Ganglia – Demo Track

“Ganglia” is my attempt at goofy, Raymond Scott-esque, “cartoon jazz,” and was composed as background music for a model build video.

I’ve been producing model-build videos for a while, now. It all started when my brother sent me a stack of models for my birthday back in 2019. What better way to say “thank you” than sharing the builds with him?

Little did I realize what a habit making both models and model-build videos would become. Initially, I used others’ music in my videos but copyright issues and the fact that I was also producing my own music at the time, made that seem a bit silly. Why not use my own music for these model videos?

“Ganglia” was composed as background to my “Big Daddy” Roth, Scuz-Fink model build but I liked it well enough to develop as its own track.


I grew up watching and loving lots of Warner Bros. cartoons and, whether I realized it or not, soaking in the musical artistry of Carl Stalling. Carl Stalling (1891 – 1972) was an American composer and voice actor who scored music for animation, primarily Looney Tunes and Merrie Melodies. His output and genius are legendary.

Carl used both popular and classical music to great effect in his scores. One composer he turned to over and over again was Raymond Scott (1908 – 1994). Stalling used Scott’s music in over 120 cartoons. You may not recognize Scott’s title “Powerhouse” but I guarantee you’ll recognize the music. Scott’s wacky compositions can be heard in Looney Tunes, Ren and Stimpy, The Simpsons, Duckman, Animaniacs, and many others.

While “Ganglia” is but a limited and pale imitation of the work Scott and Stalling did (to say the least) I remain rather pleased with it. To my ears, it does contain that “cartoon” spark I was after and it was a lot of fun to compose and play. I hope to return to the style more.

The Video

Back when I first started making videos for my own music, I’d just use a single image. It’s more about the music, right? Well, after receiving some negative comments for this approach, I decided I needed to up my video game.

Unfortunately, I have so many hobbies and projects already that adding “videographer/editor” into the mix was less welcome thatn you might expect. I enjoy the process most of the time but, I swear, all too often the videos take more time and effort than the projects they highlight.

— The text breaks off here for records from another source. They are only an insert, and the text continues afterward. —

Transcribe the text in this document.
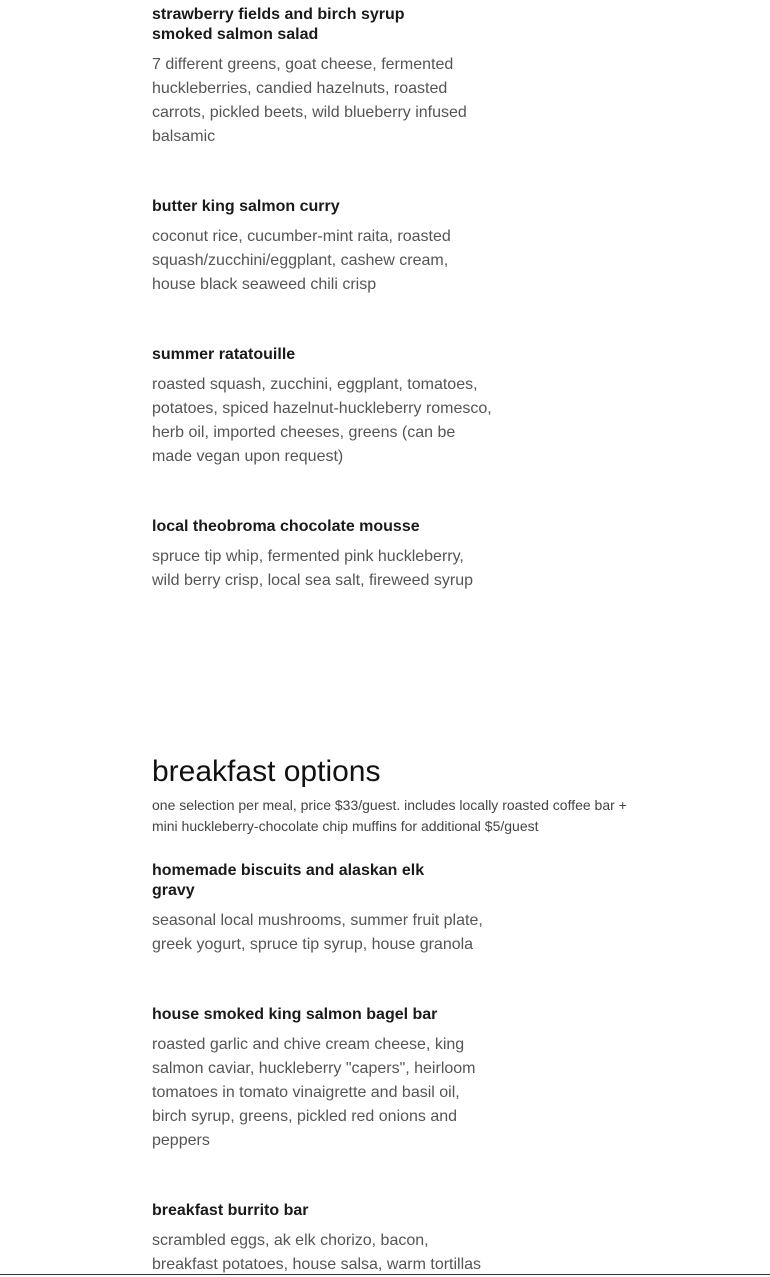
strawberry fields and birch syrup smoked salmon salad

7 different greens, goat cheese, fermented huckleberries, candied hazelnuts, roasted carrots, pickled beets, wild blueberry infused balsamic

butter king salmon curry

coconut rice, cucumber-mint raita, roasted squash/zucchini/eggplant, cashew cream, house black seaweed chili crisp

summer ratatouille

roasted squash, zucchini, eggplant, tomatoes, potatoes, spiced hazelnut-huckleberry romesco, herb oil, imported cheeses, greens (can be made vegan upon request)

local theobroma chocolate mousse

spruce tip whip, fermented pink huckleberry, wild berry crisp, local sea salt, fireweed syrup

breakfast options

one selection per meal, price $33/guest. includes locally roasted coffee bar + mini huckleberry-chocolate chip muffins for additional $5/guest

homemade biscuits and alaskan elk gravy

seasonal local mushrooms, summer fruit plate, greek yogurt, spruce tip syrup, house granola

house smoked king salmon bagel bar

roasted garlic and chive cream cheese, king salmon caviar, huckleberry "capers", heirloom tomatoes in tomato vinaigrette and basil oil, birch syrup, greens, pickled red onions and peppers

breakfast burrito bar

scrambled eggs, ak elk chorizo, bacon, breakfast potatoes, house salsa, warm tortillas
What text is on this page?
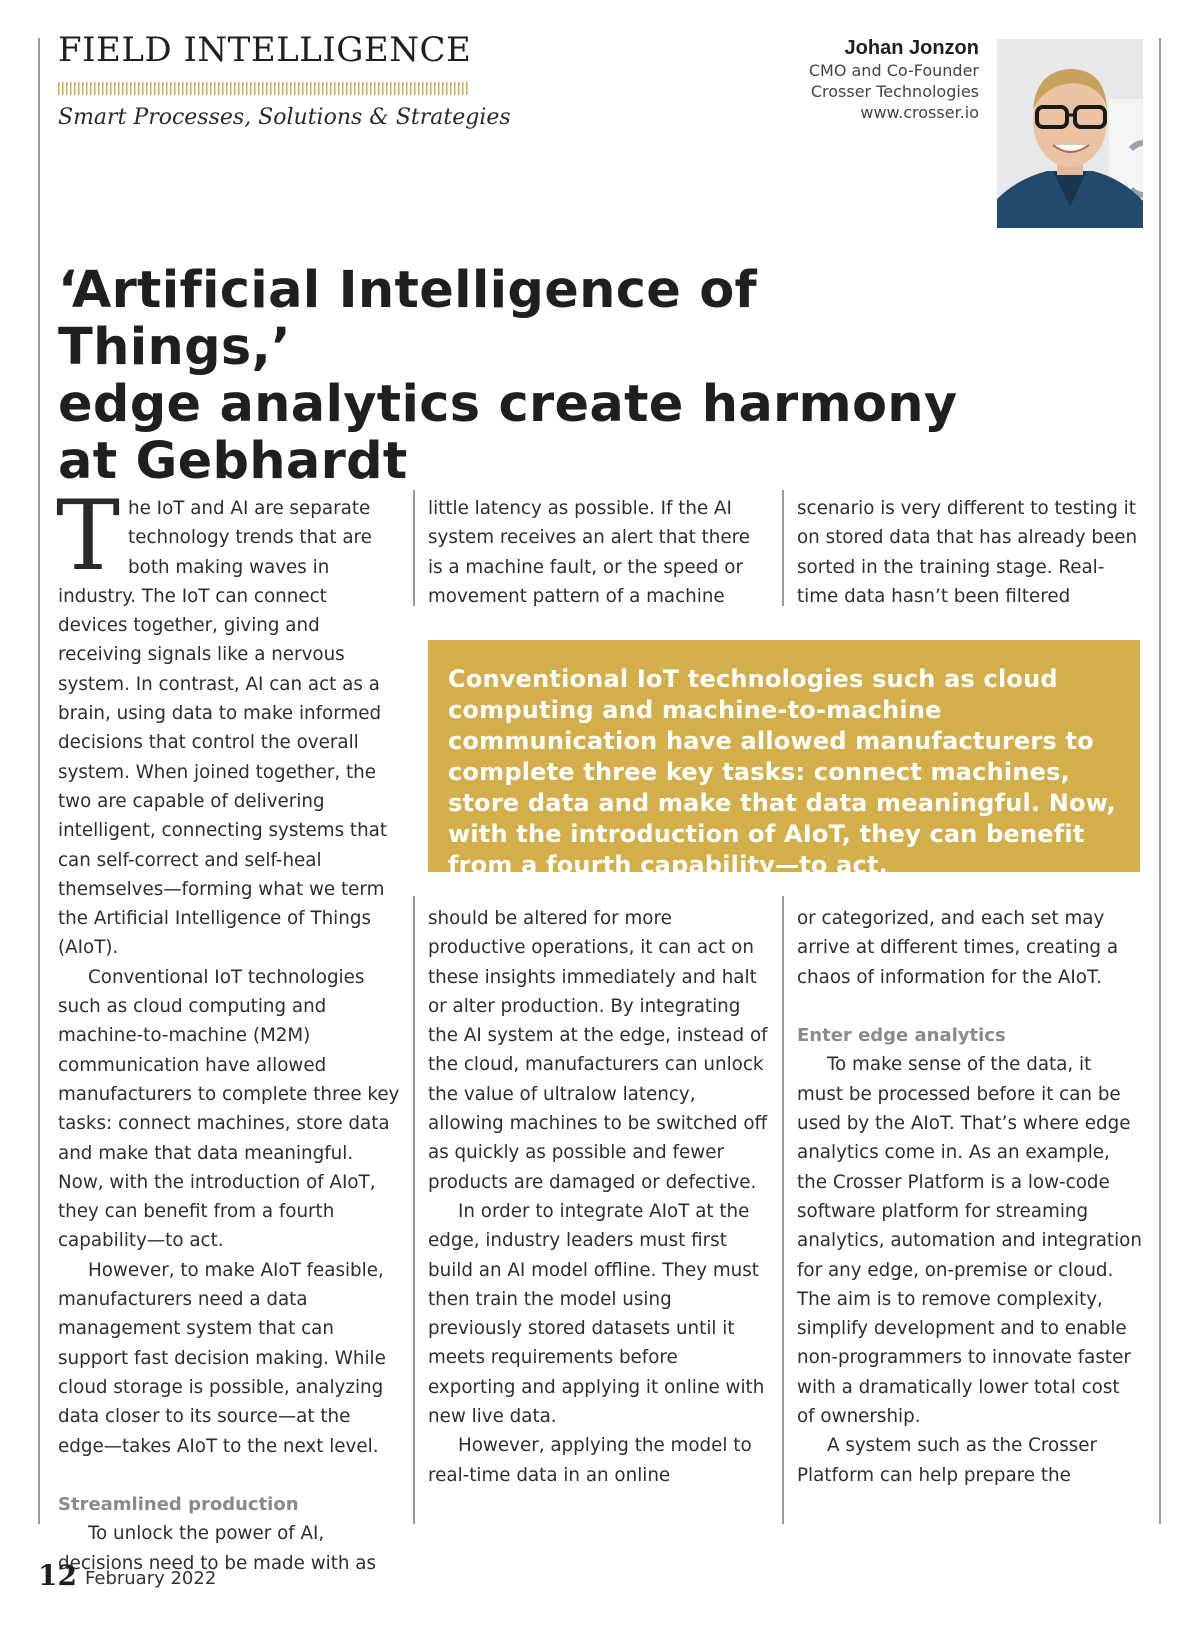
FIELD INTELLIGENCE
Smart Processes, Solutions & Strategies
Johan Jonzon
CMO and Co-Founder
Crosser Technologies
www.crosser.io
‘Artificial Intelligence of Things,’
edge analytics create harmony
at Gebhardt

The IoT and AI are separate technology trends that are both making waves in industry. The IoT can connect devices together, giving and receiving signals like a nervous system. In contrast, AI can act as a brain, using data to make informed decisions that control the overall system. When joined together, the two are capable of delivering intelligent, connecting systems that can self-correct and self-heal themselves—forming what we term the Artificial Intelligence of Things (AIoT).

Conventional IoT technologies such as cloud computing and machine-to-machine (M2M) communication have allowed manufacturers to complete three key tasks: connect machines, store data and make that data meaningful. Now, with the introduction of AIoT, they can benefit from a fourth capability—to act.

However, to make AIoT feasible, manufacturers need a data management system that can support fast decision making. While cloud storage is possible, analyzing data closer to its source—at the edge—takes AIoT to the next level.

Streamlined production

To unlock the power of AI, decisions need to be made with as

little latency as possible. If the AI system receives an alert that there is a machine fault, or the speed or movement pattern of a machine

scenario is very different to testing it on stored data that has already been sorted in the training stage. Real-time data hasn’t been filtered

Conventional IoT technologies such as cloud computing and machine-to-machine communication have allowed manufacturers to complete three key tasks: connect machines, store data and make that data meaningful. Now, with the introduction of AIoT, they can benefit from a fourth capability—to act.

should be altered for more productive operations, it can act on these insights immediately and halt or alter production. By integrating the AI system at the edge, instead of the cloud, manufacturers can unlock the value of ultralow latency, allowing machines to be switched off as quickly as possible and fewer products are damaged or defective.

In order to integrate AIoT at the edge, industry leaders must first build an AI model offline. They must then train the model using previously stored datasets until it meets requirements before exporting and applying it online with new live data.

However, applying the model to real-time data in an online

or categorized, and each set may arrive at different times, creating a chaos of information for the AIoT.

Enter edge analytics

To make sense of the data, it must be processed before it can be used by the AIoT. That’s where edge analytics come in. As an example, the Crosser Platform is a low-code software platform for streaming analytics, automation and integration for any edge, on-premise or cloud. The aim is to remove complexity, simplify development and to enable non-programmers to innovate faster with a dramatically lower total cost of ownership.

A system such as the Crosser Platform can help prepare the

12 February 2022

That’s why most of my music videos seem to be made mostly of random shots. Because they are. I just went through my image archive, swept up the video clips, and started editing them for my music videos.

I don’t take a lot of video footage, however and ran through my surplus clips after just a few songs. For “Ganglia” I decided to focus on my sofubi collection (mostly Japanese, vinyl character toys). It seemed fitting.